Estimates that 7.9 million driver licence numbers and 53,000 passport numbers were stolen in the breach.

Up to 14 million customer records have been compromised in one of the biggest breaches in Australia’s history. The breach affects driver’s licenses, passports and financial statements of customers in Australia and New Zealand who have accounts with consumer lender Latitude Financial.

This will be an embarrassment to the Australian government, which is striving to make the country the most cyber secure in the world 2023.

The first breach was disclosed in mid-March, but the company played down the scale of impact. In a later analysis, it was found that approximately 7.9 million Australian and New Zealand driver licence numbers were stolen, of which 40% had been provided in the last 10 years. An additional 53,000 passport numbers and 100 monthly statements were stolen. And 6.1 million records dating back to 2005 were also lifted, of which about 94% were provided before 2013.

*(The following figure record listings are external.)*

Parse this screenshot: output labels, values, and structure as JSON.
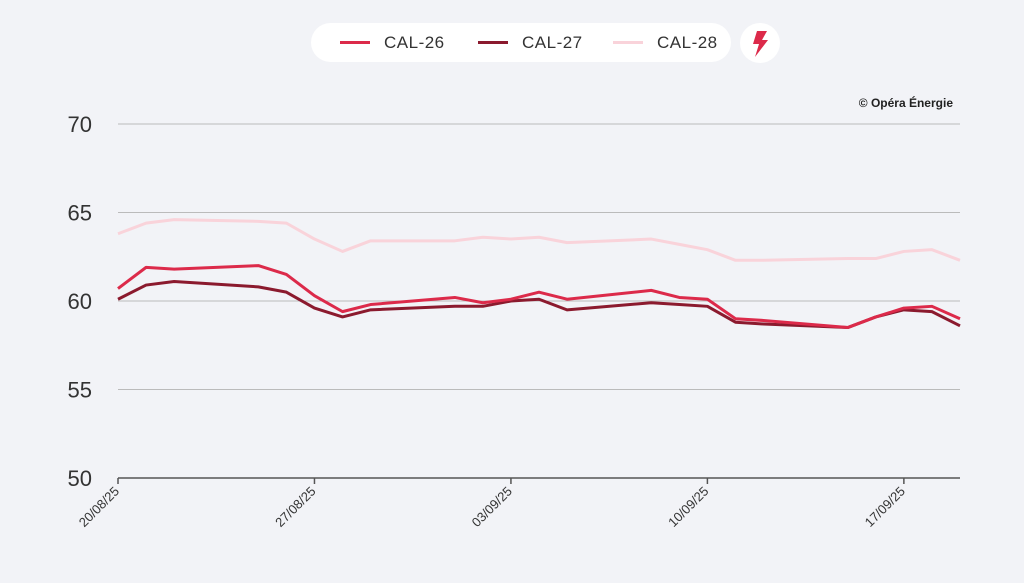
{
  "legend": {
    "items": [
      {
        "label": "CAL-26",
        "color": "#dc2a4a"
      },
      {
        "label": "CAL-27",
        "color": "#8b1a2e"
      },
      {
        "label": "CAL-28",
        "color": "#f9d3da"
      }
    ],
    "icon": "lightning-bolt-icon"
  },
  "copyright": "© Opéra Énergie",
  "chart_data": {
    "type": "line",
    "title": "",
    "xlabel": "",
    "ylabel": "",
    "ylim": [
      50,
      70
    ],
    "yticks": [
      50,
      55,
      60,
      65,
      70
    ],
    "xticks": [
      "20/08/25",
      "27/08/25",
      "03/09/25",
      "10/09/25",
      "17/09/25"
    ],
    "xtick_day_offsets": [
      0,
      7,
      14,
      21,
      28
    ],
    "x_range_days": [
      0,
      30
    ],
    "grid": true,
    "legend_position": "top-center",
    "x_day_offsets": [
      0,
      1,
      2,
      5,
      6,
      7,
      8,
      9,
      12,
      13,
      14,
      15,
      16,
      19,
      20,
      21,
      22,
      23,
      26,
      27,
      28,
      29,
      30
    ],
    "series": [
      {
        "name": "CAL-26",
        "values": [
          60.7,
          61.9,
          61.8,
          62.0,
          61.5,
          60.3,
          59.4,
          59.8,
          60.2,
          59.9,
          60.1,
          60.5,
          60.1,
          60.6,
          60.2,
          60.1,
          59.0,
          58.9,
          58.5,
          59.1,
          59.6,
          59.7,
          59.0
        ]
      },
      {
        "name": "CAL-27",
        "values": [
          60.1,
          60.9,
          61.1,
          60.8,
          60.5,
          59.6,
          59.1,
          59.5,
          59.7,
          59.7,
          60.0,
          60.1,
          59.5,
          59.9,
          59.8,
          59.7,
          58.8,
          58.7,
          58.5,
          59.1,
          59.5,
          59.4,
          58.6
        ]
      },
      {
        "name": "CAL-28",
        "values": [
          63.8,
          64.4,
          64.6,
          64.5,
          64.4,
          63.5,
          62.8,
          63.4,
          63.4,
          63.6,
          63.5,
          63.6,
          63.3,
          63.5,
          63.2,
          62.9,
          62.3,
          62.3,
          62.4,
          62.4,
          62.8,
          62.9,
          62.3
        ]
      }
    ]
  }
}
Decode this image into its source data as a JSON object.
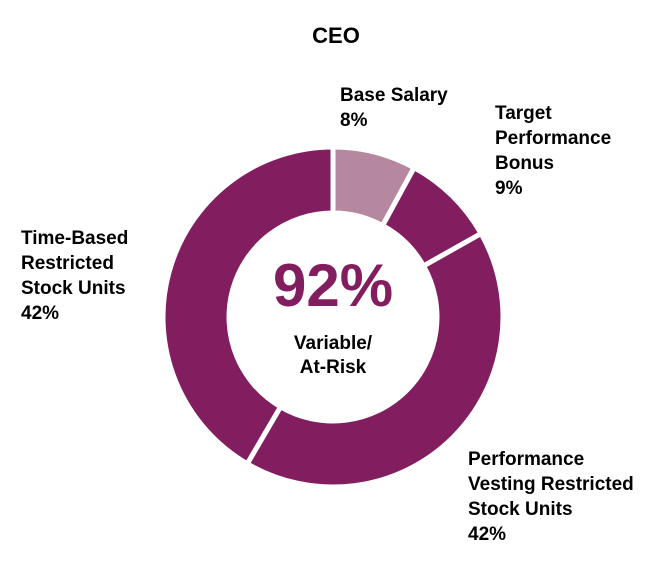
{
  "chart_data": {
    "type": "pie",
    "style": "donut",
    "title": "CEO",
    "center_value": "92%",
    "center_text": [
      "Variable/",
      "At-Risk"
    ],
    "slices": [
      {
        "label": [
          "Base Salary"
        ],
        "value": 8,
        "value_label": "8%",
        "color": "#B5889F"
      },
      {
        "label": [
          "Target",
          "Performance",
          "Bonus"
        ],
        "value": 9,
        "value_label": "9%",
        "color": "#821E5F"
      },
      {
        "label": [
          "Performance",
          "Vesting Restricted",
          "Stock Units"
        ],
        "value": 42,
        "value_label": "42%",
        "color": "#821E5F"
      },
      {
        "label": [
          "Time-Based",
          "Restricted",
          "Stock Units"
        ],
        "value": 42,
        "value_label": "42%",
        "color": "#821E5F"
      }
    ],
    "center_color": "#821E5F",
    "separator_color": "#FFFFFF"
  }
}
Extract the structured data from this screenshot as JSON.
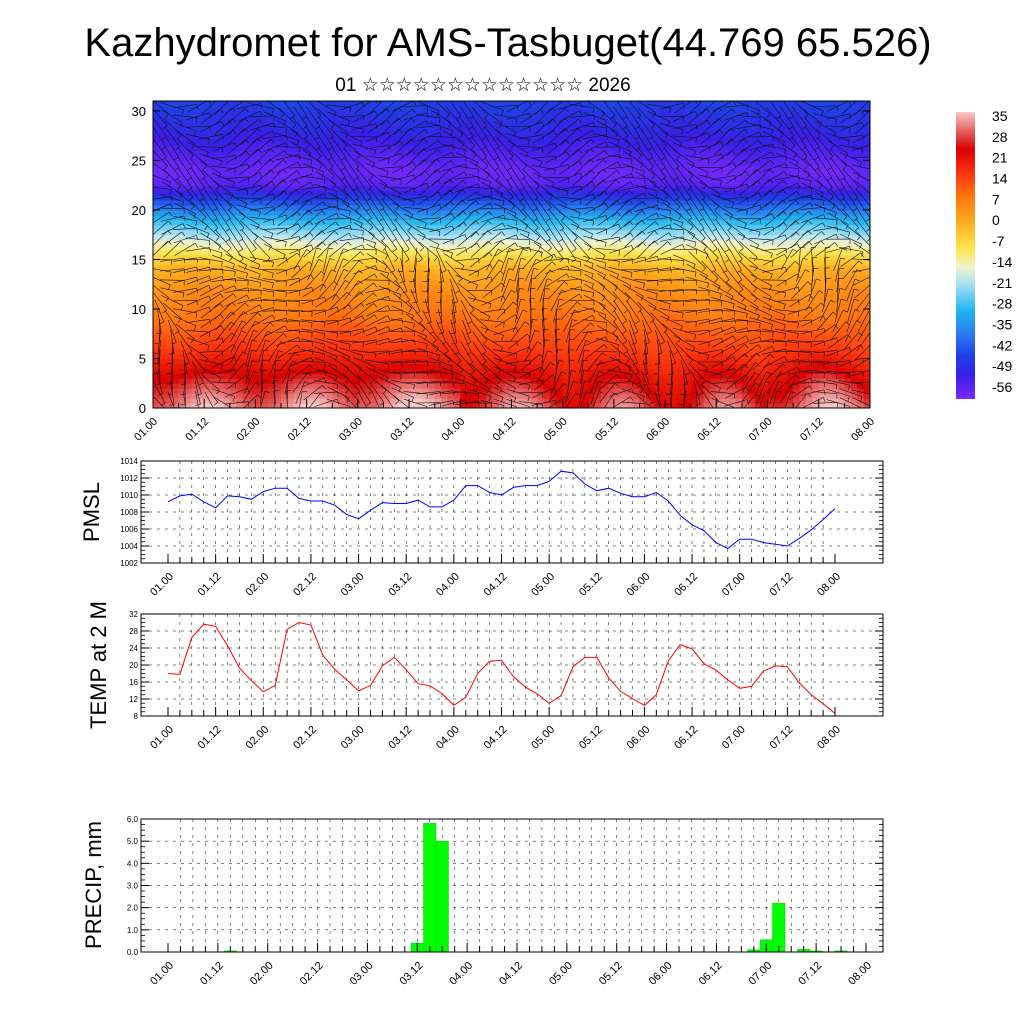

The hacked records included personal data including names, addresses, telephone numbers, and dates of birth.

“We are committed to working closely with impacted customers and applicants to minimise the risk and disruption to them, including reimbursing the cost if they choose to replace their ID document. We are also committed to a full review of what has occurred”, said Ahmed Fahour, CEO Latitude Financial. “We urge all our customers to be vigilant and on the look-out for suspicious behaviour relating to their accounts.”

More resilience work

In the company’s first announcement, it said it believed that the attacker used an employee’s login credentials to steal personal information that was held by two other service providers.

“Our people are working around the clock to contain the attackers. We have taken the prudent action of isolating some of our technology platforms which means that we are currently not onboarding new customers”, the company said on March 20. “Because the attack remains active, we have taken our platforms offline and are unable to service our customers and merchant partners.”

The company also says that, with the best of their knowledge, no compromised data has left its systems, and no suspicious activity has been observed since Thursday March 16 2023.

Clare O’Neil, Minister for Cyber Security, called the attack and loss of data “deeply concerning”, and said that “Australian companies, governments and organisations need to do more to prevent cyber-attacks”.

137 million affected

In the recent years, Australia has suffered some big cyber attacks. The biggest reported data breach was at the unicorn company Canva in May 2019, where 137 million users were affected. In that breach, the hackers got hold of:

  • user names;
  • real names;
  • email addresses;
  • country data;
  • encrypted passwords; and
  • partial payment data.

Before this breach on Latitude Finance, the second biggest attack was on Optus in September last year, where 9.8 million customers were affected.